The Childhood Resilience and Sense of Identity among Afghans with a Refugee Background: A Social-Ecological Perspective
Name: Farnaz Shahimi
Title: The Childhood Resilience and Sense of Identity among Afghans with a Refugee Background: A Social-Ecological Perspective
Centre: Child and Community Wellbeing Unit (CCW), Centre for Health Equity
Supervisors: Dr Karen Block - A/Prof Eva Alisic
Advisory Committee: A/Prof Cathy Vaghaun
Abstract: During recent decades, studies of resilience have shown that as an individual factor, having a positive sense of identity is a predictor of resilient coping strategies among children with a refugee background.
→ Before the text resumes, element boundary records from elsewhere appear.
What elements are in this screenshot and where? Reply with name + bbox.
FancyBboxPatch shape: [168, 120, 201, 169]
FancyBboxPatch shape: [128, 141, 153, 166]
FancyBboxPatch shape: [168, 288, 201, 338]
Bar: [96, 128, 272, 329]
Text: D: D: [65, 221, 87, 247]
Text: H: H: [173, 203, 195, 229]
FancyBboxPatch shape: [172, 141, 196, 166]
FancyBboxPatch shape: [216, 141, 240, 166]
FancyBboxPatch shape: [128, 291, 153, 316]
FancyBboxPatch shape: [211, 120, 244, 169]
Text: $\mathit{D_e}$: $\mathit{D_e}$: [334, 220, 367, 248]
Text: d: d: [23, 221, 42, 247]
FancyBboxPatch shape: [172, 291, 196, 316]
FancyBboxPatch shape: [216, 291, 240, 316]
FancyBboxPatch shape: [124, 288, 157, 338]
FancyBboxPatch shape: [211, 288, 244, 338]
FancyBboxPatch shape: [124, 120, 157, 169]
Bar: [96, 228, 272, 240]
However, little attention has been paid to the influence of family, community, and society on the child’s perception of resilience factors and sense of identity. This research aims to provide a better understanding of how Afghans with a refugee background perceive resilience and identity during their childhood with a focus on their post-migration experiences in Australia.
Bio: Farnaz is a Graduate Researcher at the Child and Community Wellbeing Unit. She has a background in clinical psychology and has worked as psychosocial counsellor for United Nations High Commissioner for Refugees (UNHCR) in Iran. She is interested in social-ecological factors that influence resilience and sense of identity among children with refugee background after resettlement.